Testing a product sample on-site, with the notified body auditor as a witness may be possible. Other options include the testing of samples by the notified body’s laboratory, or by qualified personnel under one of the following:
- Under notified body observation on their premises;
- on the manufacturer’s premises;
- on the premises of the manufacturer’s OEM;
- in qualified external laboratories.
Conformity testing
If sampling at the manufacturer’s premises is not feasible, notified bodies should take samples from the market if necessary (with support by the competent authorities), or should perform testing on a device installed at a customer location. If it is possible to perform tests on raw materials, intermediates, components or unfinished products, these tests will take place instead of destructive tests on final devices. However, the device acquisition and its testing must be financed by the manufacturer.

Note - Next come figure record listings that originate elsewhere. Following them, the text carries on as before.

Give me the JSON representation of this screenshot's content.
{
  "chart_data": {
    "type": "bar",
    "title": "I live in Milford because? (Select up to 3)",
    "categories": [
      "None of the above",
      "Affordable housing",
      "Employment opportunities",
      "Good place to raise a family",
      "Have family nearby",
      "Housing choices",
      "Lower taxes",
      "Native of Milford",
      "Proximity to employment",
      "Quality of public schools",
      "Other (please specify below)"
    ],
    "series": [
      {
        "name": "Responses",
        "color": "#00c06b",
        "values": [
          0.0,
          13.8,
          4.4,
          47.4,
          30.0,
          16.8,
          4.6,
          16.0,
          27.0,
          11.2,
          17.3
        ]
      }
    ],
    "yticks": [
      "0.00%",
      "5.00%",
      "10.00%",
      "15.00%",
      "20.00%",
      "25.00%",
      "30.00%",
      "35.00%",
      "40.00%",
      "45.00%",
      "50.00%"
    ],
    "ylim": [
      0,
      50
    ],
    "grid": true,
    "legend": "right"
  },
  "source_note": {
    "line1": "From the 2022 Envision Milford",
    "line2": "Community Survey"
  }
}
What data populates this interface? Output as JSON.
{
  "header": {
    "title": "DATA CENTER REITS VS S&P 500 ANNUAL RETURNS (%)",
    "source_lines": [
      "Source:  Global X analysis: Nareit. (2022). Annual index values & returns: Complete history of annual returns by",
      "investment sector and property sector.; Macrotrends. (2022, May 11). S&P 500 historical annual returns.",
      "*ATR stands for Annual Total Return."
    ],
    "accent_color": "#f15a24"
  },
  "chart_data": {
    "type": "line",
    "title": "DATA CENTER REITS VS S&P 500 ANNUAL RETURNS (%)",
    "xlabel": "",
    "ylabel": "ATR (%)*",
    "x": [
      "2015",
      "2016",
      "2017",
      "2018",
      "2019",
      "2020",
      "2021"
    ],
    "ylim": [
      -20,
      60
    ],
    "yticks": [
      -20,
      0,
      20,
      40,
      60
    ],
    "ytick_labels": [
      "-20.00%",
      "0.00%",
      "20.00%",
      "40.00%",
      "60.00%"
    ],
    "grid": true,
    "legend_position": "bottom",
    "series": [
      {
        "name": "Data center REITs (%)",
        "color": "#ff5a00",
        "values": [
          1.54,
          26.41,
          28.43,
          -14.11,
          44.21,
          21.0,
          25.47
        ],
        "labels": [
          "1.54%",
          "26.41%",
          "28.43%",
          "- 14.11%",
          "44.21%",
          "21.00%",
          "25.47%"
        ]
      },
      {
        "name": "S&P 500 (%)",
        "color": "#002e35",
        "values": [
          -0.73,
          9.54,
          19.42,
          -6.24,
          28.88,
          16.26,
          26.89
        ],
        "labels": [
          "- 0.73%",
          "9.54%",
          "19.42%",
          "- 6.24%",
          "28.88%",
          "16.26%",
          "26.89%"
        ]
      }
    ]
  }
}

To ensure a correct testing procedure and reliable results, the following information and documentation must be provided by the manufacturer:
- Complete product specification(s);
- final batch testing report(s) of the selected samples;
- test protocols and results from design verification and design validation (or type examination);
- test description and instructions, and related forms if applicable.
When testing is performed on the manufacturer’s own site, the manufacturer will use its own personnel and laboratory test equipment, with the notified body’s personnel supervising the tests.
Finding non-conformities
The unannounced audit plays an important role in maintaining certification of a manufacturer regarding the European Medical Device Directives. Therefore, it is possible that certification can be suspended, if the audit result is inadequate, and products could not be placed on the European market until the certification is deemed valid again by the notified body. If major non- conformities are detected during an unannounced audit, the manufacturer will receive an audit finding list and will be given a maximum of 60 days to respond to the non-conformities and present the root cause analysis, correction and corrective action plan or implementation.